I have spent some time this week at various record offices, archives and libraries in London and the south of England, trying to find out what history survives of Edward Jeffery and other relatives who took part in that and other WW1 campaigns. Record offices are one of the great, still largely free, resources in the UK, but as with many things under threat through the UK government’s policy of ‘austerity’. Yesterday I was in Maidstone looking at archives related to the Royal West Kent Regiment, (the regiment Jeffery enlisted in before he joined the Machine Gun Corps). There are 4 huge scrapbooks of RWK memorabilia in that archive, including original photos, maps and reports from Passchendaele, that probably rarely see the light of day. It would be a shame if access to this material was restricted. There are many lessons to be learnt from the past and archives are an essential part of the conservation and education process.
One of the triumphs of the EU has been the lessening of conflict between European nations. We are free to move around Europe, live and work with people whom a hundred years ago we were expected to hate and be hated in return. Over the years my posts to ‘Day of Archaeology’ have come from a number of different countries, a fair few within the EU. Last year my post was all about the consequences of the UK voting for Brexit and the effect that decision might have on archaeology and archaeologists. Unfortunately the picture 12 months on is no clearer. But it is beginning to impact on archaeologists working in the UK….The following quote is from a recent post to a UK web forum, offering advice from one EU national working in archaeology to another prospective EU national job seeker.
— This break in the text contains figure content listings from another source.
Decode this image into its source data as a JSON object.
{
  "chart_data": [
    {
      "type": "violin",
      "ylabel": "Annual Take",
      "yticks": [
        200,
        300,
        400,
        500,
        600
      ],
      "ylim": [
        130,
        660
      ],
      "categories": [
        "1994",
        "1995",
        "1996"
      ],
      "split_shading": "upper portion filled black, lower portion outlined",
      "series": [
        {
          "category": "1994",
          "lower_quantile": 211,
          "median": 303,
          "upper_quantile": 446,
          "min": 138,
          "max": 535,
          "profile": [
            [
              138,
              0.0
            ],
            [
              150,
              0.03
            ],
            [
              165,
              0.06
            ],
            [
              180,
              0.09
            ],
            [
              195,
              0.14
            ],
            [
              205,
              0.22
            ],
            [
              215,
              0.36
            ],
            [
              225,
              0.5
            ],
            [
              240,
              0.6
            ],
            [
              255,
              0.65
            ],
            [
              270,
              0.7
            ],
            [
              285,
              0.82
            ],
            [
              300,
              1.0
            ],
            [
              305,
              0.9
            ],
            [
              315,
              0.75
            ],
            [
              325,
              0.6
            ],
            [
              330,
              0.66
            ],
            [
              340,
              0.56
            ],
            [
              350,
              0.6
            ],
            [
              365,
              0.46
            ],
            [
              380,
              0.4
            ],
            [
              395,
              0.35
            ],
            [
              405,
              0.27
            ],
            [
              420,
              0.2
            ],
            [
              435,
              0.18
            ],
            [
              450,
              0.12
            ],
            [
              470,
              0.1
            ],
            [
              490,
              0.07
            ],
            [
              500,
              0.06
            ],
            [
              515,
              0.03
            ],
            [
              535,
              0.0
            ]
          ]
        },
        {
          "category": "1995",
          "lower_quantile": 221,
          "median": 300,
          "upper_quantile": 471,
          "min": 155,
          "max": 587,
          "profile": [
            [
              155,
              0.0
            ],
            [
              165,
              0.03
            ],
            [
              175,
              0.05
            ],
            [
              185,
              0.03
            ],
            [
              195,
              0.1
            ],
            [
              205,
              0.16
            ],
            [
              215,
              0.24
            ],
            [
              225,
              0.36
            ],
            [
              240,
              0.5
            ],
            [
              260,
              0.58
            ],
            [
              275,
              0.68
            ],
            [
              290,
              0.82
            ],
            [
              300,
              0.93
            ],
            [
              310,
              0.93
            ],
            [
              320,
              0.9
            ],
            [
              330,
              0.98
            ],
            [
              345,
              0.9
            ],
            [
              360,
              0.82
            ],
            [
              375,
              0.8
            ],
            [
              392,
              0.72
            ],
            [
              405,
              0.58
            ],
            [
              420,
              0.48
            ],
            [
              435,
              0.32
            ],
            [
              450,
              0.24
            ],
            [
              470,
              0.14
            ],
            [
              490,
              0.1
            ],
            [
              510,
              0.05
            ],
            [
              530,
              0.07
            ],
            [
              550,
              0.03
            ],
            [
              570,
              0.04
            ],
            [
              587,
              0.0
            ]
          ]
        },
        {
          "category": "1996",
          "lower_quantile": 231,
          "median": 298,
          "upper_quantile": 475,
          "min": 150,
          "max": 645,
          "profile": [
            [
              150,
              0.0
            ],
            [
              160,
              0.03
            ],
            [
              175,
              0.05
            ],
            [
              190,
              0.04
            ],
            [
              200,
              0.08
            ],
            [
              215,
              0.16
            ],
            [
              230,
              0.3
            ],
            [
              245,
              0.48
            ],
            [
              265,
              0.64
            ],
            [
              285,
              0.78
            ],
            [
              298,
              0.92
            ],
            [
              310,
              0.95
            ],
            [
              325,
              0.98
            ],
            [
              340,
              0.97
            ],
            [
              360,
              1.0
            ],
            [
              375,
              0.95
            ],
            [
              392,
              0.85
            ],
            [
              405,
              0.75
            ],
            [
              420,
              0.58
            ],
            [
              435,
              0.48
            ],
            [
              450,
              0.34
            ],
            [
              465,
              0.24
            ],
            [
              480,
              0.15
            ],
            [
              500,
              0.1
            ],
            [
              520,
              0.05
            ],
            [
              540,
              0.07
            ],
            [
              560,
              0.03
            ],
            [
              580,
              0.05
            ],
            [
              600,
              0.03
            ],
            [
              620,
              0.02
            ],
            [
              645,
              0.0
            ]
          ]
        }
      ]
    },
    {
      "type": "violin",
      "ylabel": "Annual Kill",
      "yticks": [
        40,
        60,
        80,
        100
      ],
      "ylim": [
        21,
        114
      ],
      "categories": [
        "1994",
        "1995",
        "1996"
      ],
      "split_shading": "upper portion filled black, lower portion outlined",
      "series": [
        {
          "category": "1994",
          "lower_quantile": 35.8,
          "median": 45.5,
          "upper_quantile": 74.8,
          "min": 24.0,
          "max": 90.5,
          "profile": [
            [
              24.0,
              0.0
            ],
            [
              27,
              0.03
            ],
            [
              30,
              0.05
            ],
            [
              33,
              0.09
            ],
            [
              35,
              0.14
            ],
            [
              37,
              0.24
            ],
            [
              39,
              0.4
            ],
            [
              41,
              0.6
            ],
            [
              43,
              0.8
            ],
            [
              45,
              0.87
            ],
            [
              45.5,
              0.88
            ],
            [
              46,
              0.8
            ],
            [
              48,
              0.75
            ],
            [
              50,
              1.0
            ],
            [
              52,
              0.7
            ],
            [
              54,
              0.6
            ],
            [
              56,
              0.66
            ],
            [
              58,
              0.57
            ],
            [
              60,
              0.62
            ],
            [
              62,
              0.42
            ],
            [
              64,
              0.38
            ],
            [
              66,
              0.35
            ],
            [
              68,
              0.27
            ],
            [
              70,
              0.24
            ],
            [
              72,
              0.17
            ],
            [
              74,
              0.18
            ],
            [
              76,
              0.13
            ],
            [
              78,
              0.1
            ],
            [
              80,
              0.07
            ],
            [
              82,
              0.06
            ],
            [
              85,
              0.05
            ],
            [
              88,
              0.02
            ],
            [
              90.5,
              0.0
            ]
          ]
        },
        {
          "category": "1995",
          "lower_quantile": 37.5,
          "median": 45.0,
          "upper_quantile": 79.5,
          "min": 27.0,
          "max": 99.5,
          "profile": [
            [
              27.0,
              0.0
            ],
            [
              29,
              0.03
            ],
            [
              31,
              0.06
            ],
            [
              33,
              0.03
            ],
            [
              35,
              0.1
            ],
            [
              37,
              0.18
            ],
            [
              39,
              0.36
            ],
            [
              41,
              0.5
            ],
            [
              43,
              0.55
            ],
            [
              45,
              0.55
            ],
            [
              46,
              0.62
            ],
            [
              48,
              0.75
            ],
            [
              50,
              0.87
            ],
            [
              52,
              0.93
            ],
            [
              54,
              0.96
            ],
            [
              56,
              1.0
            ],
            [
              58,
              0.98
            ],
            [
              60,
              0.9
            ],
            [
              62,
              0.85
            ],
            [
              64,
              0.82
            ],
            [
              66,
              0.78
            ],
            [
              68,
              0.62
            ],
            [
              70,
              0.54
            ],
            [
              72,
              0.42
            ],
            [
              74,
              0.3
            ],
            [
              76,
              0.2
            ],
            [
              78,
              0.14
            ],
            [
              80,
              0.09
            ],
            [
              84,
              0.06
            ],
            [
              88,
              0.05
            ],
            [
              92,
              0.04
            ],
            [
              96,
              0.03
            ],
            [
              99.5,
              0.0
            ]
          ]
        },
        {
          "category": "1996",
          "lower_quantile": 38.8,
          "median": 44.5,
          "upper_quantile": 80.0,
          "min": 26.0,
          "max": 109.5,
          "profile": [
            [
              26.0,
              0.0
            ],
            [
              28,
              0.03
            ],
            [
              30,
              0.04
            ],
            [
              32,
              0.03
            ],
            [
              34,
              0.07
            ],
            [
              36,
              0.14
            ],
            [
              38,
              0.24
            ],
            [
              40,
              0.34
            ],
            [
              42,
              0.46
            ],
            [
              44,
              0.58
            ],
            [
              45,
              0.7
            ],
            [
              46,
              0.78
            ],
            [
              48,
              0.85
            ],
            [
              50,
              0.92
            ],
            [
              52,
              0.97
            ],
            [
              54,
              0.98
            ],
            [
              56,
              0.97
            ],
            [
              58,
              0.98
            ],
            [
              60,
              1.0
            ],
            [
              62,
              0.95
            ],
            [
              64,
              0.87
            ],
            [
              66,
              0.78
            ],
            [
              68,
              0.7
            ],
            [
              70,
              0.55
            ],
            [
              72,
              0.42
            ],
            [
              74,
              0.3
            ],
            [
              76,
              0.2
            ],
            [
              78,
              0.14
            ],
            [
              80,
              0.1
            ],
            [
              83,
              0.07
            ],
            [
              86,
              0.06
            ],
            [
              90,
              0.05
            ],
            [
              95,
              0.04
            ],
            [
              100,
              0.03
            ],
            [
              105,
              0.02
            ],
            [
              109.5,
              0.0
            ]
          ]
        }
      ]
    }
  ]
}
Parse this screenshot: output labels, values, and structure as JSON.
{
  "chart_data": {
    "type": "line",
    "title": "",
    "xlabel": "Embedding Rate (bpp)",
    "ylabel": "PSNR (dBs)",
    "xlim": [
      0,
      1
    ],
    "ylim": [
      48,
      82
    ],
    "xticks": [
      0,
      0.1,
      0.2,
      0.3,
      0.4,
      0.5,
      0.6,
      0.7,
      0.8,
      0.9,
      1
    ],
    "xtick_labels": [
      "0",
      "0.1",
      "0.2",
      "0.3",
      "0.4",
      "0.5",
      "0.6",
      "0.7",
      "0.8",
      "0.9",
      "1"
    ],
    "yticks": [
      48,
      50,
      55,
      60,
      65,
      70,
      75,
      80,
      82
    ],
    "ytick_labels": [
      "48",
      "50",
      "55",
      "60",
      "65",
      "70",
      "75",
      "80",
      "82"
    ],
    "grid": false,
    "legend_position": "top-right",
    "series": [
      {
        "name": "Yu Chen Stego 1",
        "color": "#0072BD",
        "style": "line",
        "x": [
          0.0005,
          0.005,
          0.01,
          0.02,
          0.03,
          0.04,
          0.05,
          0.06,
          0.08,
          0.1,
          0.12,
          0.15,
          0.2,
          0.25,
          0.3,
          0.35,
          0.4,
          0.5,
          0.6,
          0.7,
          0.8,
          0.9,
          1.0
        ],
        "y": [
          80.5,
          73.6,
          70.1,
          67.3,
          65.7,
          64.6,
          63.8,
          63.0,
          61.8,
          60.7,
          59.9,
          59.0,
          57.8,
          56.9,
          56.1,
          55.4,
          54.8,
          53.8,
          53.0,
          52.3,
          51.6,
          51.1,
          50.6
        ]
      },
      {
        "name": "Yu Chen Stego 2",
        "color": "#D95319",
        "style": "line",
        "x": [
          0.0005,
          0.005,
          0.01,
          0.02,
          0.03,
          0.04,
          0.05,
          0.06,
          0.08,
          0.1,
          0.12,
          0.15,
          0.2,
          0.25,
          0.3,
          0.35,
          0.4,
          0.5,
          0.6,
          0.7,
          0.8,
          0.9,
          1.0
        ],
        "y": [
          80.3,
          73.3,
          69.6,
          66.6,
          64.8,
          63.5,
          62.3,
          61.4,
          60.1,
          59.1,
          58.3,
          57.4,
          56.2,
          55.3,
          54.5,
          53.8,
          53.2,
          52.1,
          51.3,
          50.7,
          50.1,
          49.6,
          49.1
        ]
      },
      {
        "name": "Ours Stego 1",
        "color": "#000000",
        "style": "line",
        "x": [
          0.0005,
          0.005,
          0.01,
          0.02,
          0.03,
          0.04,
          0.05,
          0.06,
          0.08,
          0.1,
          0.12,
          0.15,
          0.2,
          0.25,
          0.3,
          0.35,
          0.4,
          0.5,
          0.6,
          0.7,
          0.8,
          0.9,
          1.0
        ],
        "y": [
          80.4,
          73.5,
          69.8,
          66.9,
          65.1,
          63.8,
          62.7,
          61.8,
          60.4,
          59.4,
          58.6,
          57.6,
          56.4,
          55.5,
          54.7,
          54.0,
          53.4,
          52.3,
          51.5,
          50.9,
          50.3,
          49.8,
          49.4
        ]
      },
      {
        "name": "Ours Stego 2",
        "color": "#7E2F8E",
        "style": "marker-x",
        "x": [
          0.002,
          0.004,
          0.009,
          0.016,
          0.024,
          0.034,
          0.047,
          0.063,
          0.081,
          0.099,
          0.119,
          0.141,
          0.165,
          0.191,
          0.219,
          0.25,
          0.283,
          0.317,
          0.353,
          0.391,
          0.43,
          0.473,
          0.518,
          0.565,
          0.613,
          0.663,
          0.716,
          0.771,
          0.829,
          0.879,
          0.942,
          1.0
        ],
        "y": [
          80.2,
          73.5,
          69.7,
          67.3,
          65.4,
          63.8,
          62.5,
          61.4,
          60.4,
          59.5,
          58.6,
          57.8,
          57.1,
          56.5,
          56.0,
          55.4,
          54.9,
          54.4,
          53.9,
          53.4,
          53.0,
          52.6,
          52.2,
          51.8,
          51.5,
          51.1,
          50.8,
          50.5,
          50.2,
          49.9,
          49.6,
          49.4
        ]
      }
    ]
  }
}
‘As an EU citizen, living in the UK now for 2 years (did a MA here and now a PhD student) I advise you to think carefully about how badly you want to move here. Within the archaeology and within university environments you don’t notice very much of Brexit in the sense of a negative attitude towards EU citizens. In daily life in Britain however the air has chilled. My positive thinking of a future here with my English girlfriend has changed a lot as well as my feeling of wellbeing. The media is not helpful, neither are the old ladies on the bus who chat about the great future of Britain without immigrants. The government is most disrespectful about EU citizens and at its best just not interested in what happens to us. I won’t put you off the idea but I think it is a good to know’
The post was one I hoped never to read in an UK archaeology forum… No further comment is necessary.
The week after next I will be working at Marble Hill House in London… I think we will have a twitter thing and news updates on the Historic England web page, but anyone walking through Marble Hill Park in the month of August, please come and talk to the archaeologists behind the fence. We are always happy to chat…
It’s very sad to hear that this is going to be the last ‘Day of Archaeology’ blog. I have been adding my thoughts since 2011 and have always enjoyed reading what other folk are doing on this day. Some people of course I know (I am a very old lag who has been around the block a few times), but many I don’t. ‘Day of Archaeology’ blog seems to not only capture the enthusiasm and passion of student and early career archaeologists, but also the eagerness of specialists to let us into their small empires of knowledge; it allows non-professionals to remind us that archaeology is more than a vocation and the ‘aged and infirmed’ to share the pains they have acquired along their archaeological path. I hope someone picks up ‘Day of Archaeology’ blog and it continues beyond this year. It is a tradition worth preserving.